Joke Collection Website - Cold jokes - Do you know the origin and history of "cold jokes"?
Do you know the origin and history of "cold jokes"?
Cold jokes generally go beyond conventional thinking, do not conform to logic and real life, and make people feel dumbfounded.
Although some cold jokes are quite funny, in any case, they will not laugh as much as those who have heard "normal" jokes.
Brainstorming is a cold joke. (especially idioms that borrow homophonic and English, and puzzles like peanuts and recent flowers)
It is said that the word cold joke comes from such a classic cold joke:
One day, the little penguin asked his grandmother, "Grandma, am I a penguin?" "Yes, of course you are a penguin." The little penguin asks his father again, "Dad, Dad, am I a penguin?" "Yes, you are a penguin. What's wrong? " "But, but why do I feel so cold?"
There is also a version:
A polar bear stayed in a daze on the ice, and when he was really bored, he began to pluck his own hair. A ..........................................
People will tell this joke: it's so cold; Then slowly, the word "cold joke" came into being.

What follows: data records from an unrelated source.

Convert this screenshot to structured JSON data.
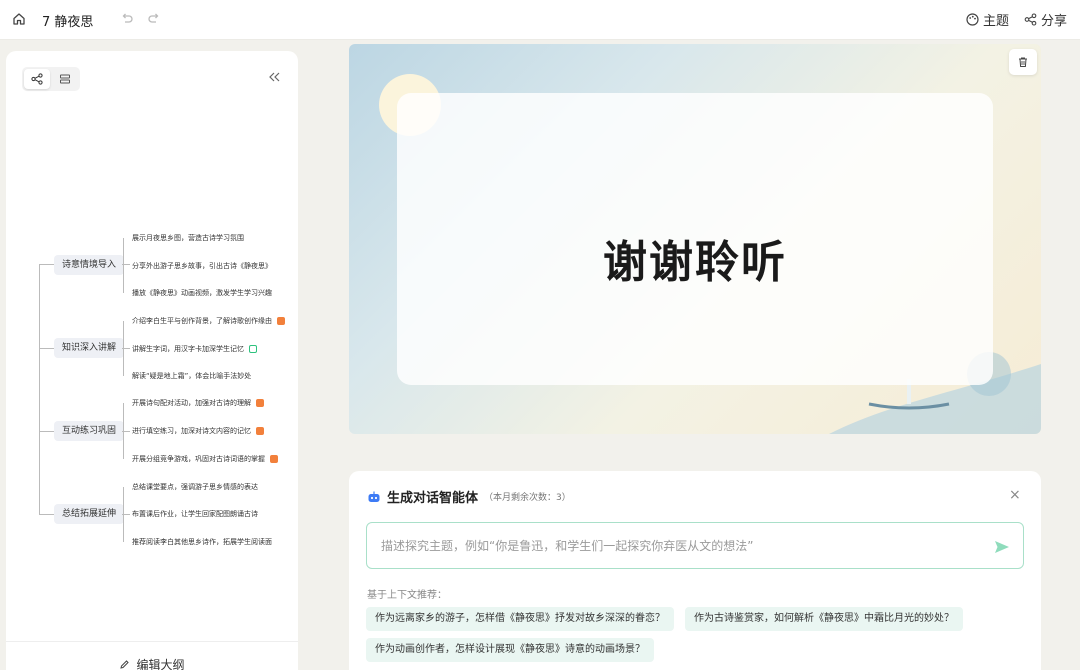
{
  "topbar": {
    "doc_title": "7 静夜思",
    "theme_label": "主题",
    "share_label": "分享"
  },
  "left_panel": {
    "edit_outline_label": "编辑大纲",
    "mindmap": {
      "branches": [
        {
          "label": "诗意情境导入",
          "leaves": [
            {
              "text": "展示月夜思乡图，营造古诗学习氛围",
              "badge": ""
            },
            {
              "text": "分享外出游子思乡故事，引出古诗《静夜思》",
              "badge": ""
            },
            {
              "text": "播放《静夜思》动画视频，激发学生学习兴趣",
              "badge": ""
            }
          ]
        },
        {
          "label": "知识深入讲解",
          "leaves": [
            {
              "text": "介绍李白生平与创作背景，了解诗歌创作缘由",
              "badge": "orange"
            },
            {
              "text": "讲解生字词，用汉字卡加深学生记忆",
              "badge": "green"
            },
            {
              "text": "解读“疑是地上霜”，体会比喻手法妙处",
              "badge": ""
            }
          ]
        },
        {
          "label": "互动练习巩固",
          "leaves": [
            {
              "text": "开展诗句配对活动，加强对古诗的理解",
              "badge": "orange"
            },
            {
              "text": "进行填空练习，加深对诗文内容的记忆",
              "badge": "orange"
            },
            {
              "text": "开展分组竞争游戏，巩固对古诗词语的掌握",
              "badge": "orange"
            }
          ]
        },
        {
          "label": "总结拓展延伸",
          "leaves": [
            {
              "text": "总结课堂要点，强调游子思乡情感的表达",
              "badge": ""
            },
            {
              "text": "布置课后作业，让学生回家配图朗诵古诗",
              "badge": ""
            },
            {
              "text": "推荐阅读李白其他思乡诗作，拓展学生阅读面",
              "badge": ""
            }
          ]
        }
      ]
    }
  },
  "slide": {
    "title": "谢谢聆听"
  },
  "agent": {
    "title": "生成对话智能体",
    "remaining": "（本月剩余次数：3）",
    "input_placeholder": "描述探究主题，例如“你是鲁迅，和学生们一起探究你弃医从文的想法”",
    "context_label": "基于上下文推荐：",
    "suggestions": [
      "作为远离家乡的游子，怎样借《静夜思》抒发对故乡深深的眷恋？",
      "作为古诗鉴赏家，如何解析《静夜思》中霜比月光的妙处？",
      "作为动画创作者，怎样设计展现《静夜思》诗意的动画场景？"
    ]
  },
  "colors": {
    "accent_green": "#2ec27e",
    "badge_orange": "#f2803b",
    "agent_icon_blue": "#3d7bf5"
  }
}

//I heard about the origin of the cold joke, but I don't know if it's true.
Let me write a most famous joke:
Penguins fight peas: that is, the Antarctic expedition asks penguins what they are doing. Penguins said they were eating and sleeping and playing peas, but they didn't write it later, and everyone knew it.
For example, once upon a time there was a eunuch ... and "Kill the pig first or the donkey first".

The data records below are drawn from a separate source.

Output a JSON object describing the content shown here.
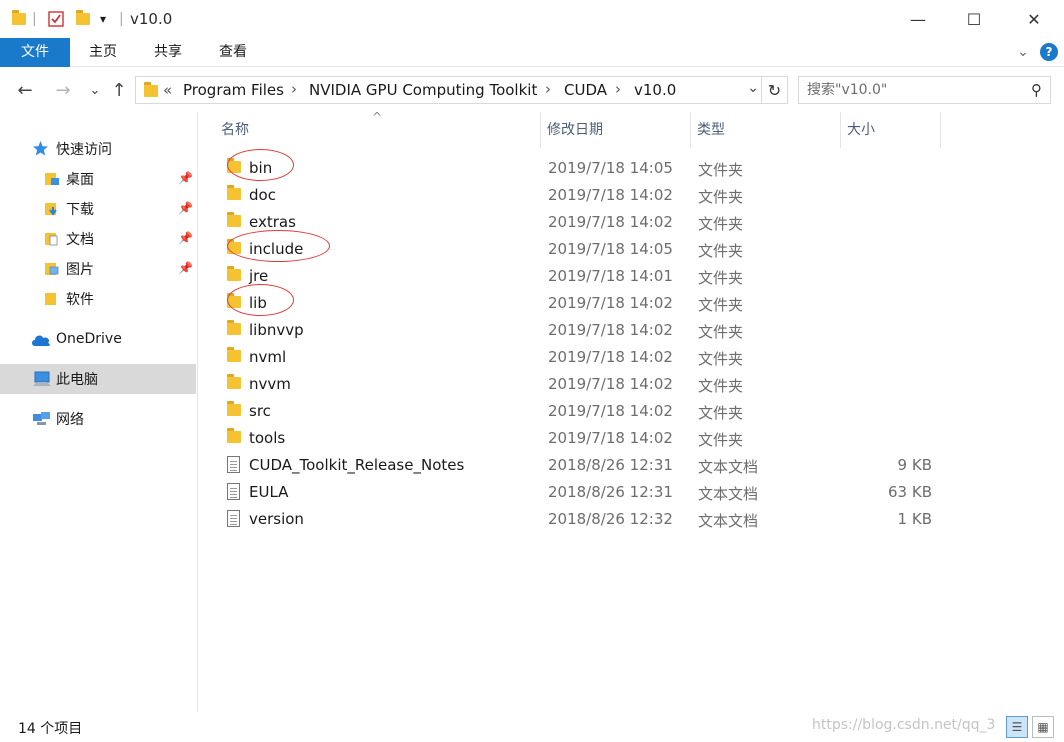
{
  "window": {
    "title": "v10.0",
    "qa_separator": "|",
    "qa_dropdown": "▾",
    "minimize": "—",
    "maximize": "☐",
    "close": "✕"
  },
  "ribbon": {
    "tabs": [
      "文件",
      "主页",
      "共享",
      "查看"
    ],
    "expand": "⌄",
    "help": "?"
  },
  "address": {
    "back": "←",
    "forward": "→",
    "recent": "⌄",
    "up": "↑",
    "overflow": "«",
    "crumbs": [
      "Program Files",
      "NVIDIA GPU Computing Toolkit",
      "CUDA",
      "v10.0"
    ],
    "separator": "›",
    "dropdown": "⌄",
    "refresh": "↻"
  },
  "search": {
    "placeholder": "搜索\"v10.0\"",
    "icon": "⚲"
  },
  "nav": {
    "quick_access": "快速访问",
    "pinned": [
      {
        "label": "桌面",
        "icon": "desktop-icon",
        "pin": "📌"
      },
      {
        "label": "下载",
        "icon": "downloads-icon",
        "pin": "📌"
      },
      {
        "label": "文档",
        "icon": "documents-icon",
        "pin": "📌"
      },
      {
        "label": "图片",
        "icon": "pictures-icon",
        "pin": "📌"
      },
      {
        "label": "软件",
        "icon": "folder-icon",
        "pin": ""
      }
    ],
    "onedrive": "OneDrive",
    "this_pc": "此电脑",
    "network": "网络"
  },
  "columns": {
    "name": "名称",
    "date": "修改日期",
    "type": "类型",
    "size": "大小",
    "sort_indicator": "^"
  },
  "files": [
    {
      "name": "bin",
      "date": "2019/7/18 14:05",
      "type": "文件夹",
      "size": "",
      "kind": "folder",
      "circled": true
    },
    {
      "name": "doc",
      "date": "2019/7/18 14:02",
      "type": "文件夹",
      "size": "",
      "kind": "folder",
      "circled": false
    },
    {
      "name": "extras",
      "date": "2019/7/18 14:02",
      "type": "文件夹",
      "size": "",
      "kind": "folder",
      "circled": false
    },
    {
      "name": "include",
      "date": "2019/7/18 14:05",
      "type": "文件夹",
      "size": "",
      "kind": "folder",
      "circled": true
    },
    {
      "name": "jre",
      "date": "2019/7/18 14:01",
      "type": "文件夹",
      "size": "",
      "kind": "folder",
      "circled": false
    },
    {
      "name": "lib",
      "date": "2019/7/18 14:02",
      "type": "文件夹",
      "size": "",
      "kind": "folder",
      "circled": true
    },
    {
      "name": "libnvvp",
      "date": "2019/7/18 14:02",
      "type": "文件夹",
      "size": "",
      "kind": "folder",
      "circled": false
    },
    {
      "name": "nvml",
      "date": "2019/7/18 14:02",
      "type": "文件夹",
      "size": "",
      "kind": "folder",
      "circled": false
    },
    {
      "name": "nvvm",
      "date": "2019/7/18 14:02",
      "type": "文件夹",
      "size": "",
      "kind": "folder",
      "circled": false
    },
    {
      "name": "src",
      "date": "2019/7/18 14:02",
      "type": "文件夹",
      "size": "",
      "kind": "folder",
      "circled": false
    },
    {
      "name": "tools",
      "date": "2019/7/18 14:02",
      "type": "文件夹",
      "size": "",
      "kind": "folder",
      "circled": false
    },
    {
      "name": "CUDA_Toolkit_Release_Notes",
      "date": "2018/8/26 12:31",
      "type": "文本文档",
      "size": "9 KB",
      "kind": "text",
      "circled": false
    },
    {
      "name": "EULA",
      "date": "2018/8/26 12:31",
      "type": "文本文档",
      "size": "63 KB",
      "kind": "text",
      "circled": false
    },
    {
      "name": "version",
      "date": "2018/8/26 12:32",
      "type": "文本文档",
      "size": "1 KB",
      "kind": "text",
      "circled": false
    }
  ],
  "status": {
    "item_count": "14 个项目",
    "watermark": "https://blog.csdn.net/qq_3",
    "details_view": "☰",
    "icons_view": "▦"
  },
  "colors": {
    "accent": "#1979ca",
    "folder": "#f5c232",
    "annotation": "#e23a3a",
    "selected_nav": "#d9d9d9"
  }
}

SMS jokes are basically cold jokes;
A boring post posted by a person on BBS is replied by many people, and these replies are continuous, or the post of the landlord has been tampered with, or similar but more boring than anyone else. This is a cold joke. The most classic is "I found the amazing cheats of QQ".
There are many, which are collected by many netizens. Take it out and taste it.
A female ghost farted to death.
A fat man jumped off a tall building and became a dead fat man.
A potholed man was crossing the road, but he was accidentally run over by a truck. When he died, he looked at his body and said, "I stuffed the bean paste, not the meat."
The little snake asked the big snake brother in a panic .. "Brother, are we poisonous?" The snake said, "Why do you ask?" The little snake said, "I accidentally bit my tongue just now."
One day, Xiao Qiang asked his father, "Dad, am I a stupid child?" Dad said, "Silly boy, how can you be a silly boy?"
Two people fell into a trap. The dead call the dead, what is the name of the living? Call for help.
Once upon a time, a pig lost his wallet ..... and didn't eat breakfast every day. ....
One day, the little penguin asked his grandmother, "Grandma, am I a penguin?" "Yes, of course you are a penguin." The little penguin asks his father again, "Dad, Dad, am I a penguin?" "Yes, you are a penguin. What's wrong? " "But, but why do I feel so cold?"
A polar bear stayed in a daze on the ice, and when he was really bored, he began to pluck his own hair. A ..........................................
Once upon a time, there was a man named Yu. One day, he was hungry and ate himself.
On a hot summer day, two bananas were walking on the road. The banana in front suddenly feels so hot. He said, it's too hot, I want to take off my clothes. As a result, he skinned it. As a result, the banana in the back fell down.
Q: What animal is the easiest to fall down in the world? A: Fox! Because foxes are cunning.
Xiao Ming walked on the road and stepped on a lemon, and then his feet were sore.
Once upon a time there was a eunuch. .........................
.........
..................................................................................................................................................................................
On a hot afternoon, a matchstick scratched and scratched and then burned himself to death.
Later, the match didn't die, and the hospital pressed the wound, resulting in a cotton swab. ....
Q: What do African cannibals eat? A: people! Q: Then one day, the chief fell ill and the doctor told him to be a vegetarian. What did he eat? A: Eat vegetables!
Hold out four fingers and say in English: four ... What are the four fingers that are wonderful to hold out?
And ... as the saying goes, the more dangerous the place, the more dangerous it is.
I am possessed by the east wind. All I need is everything.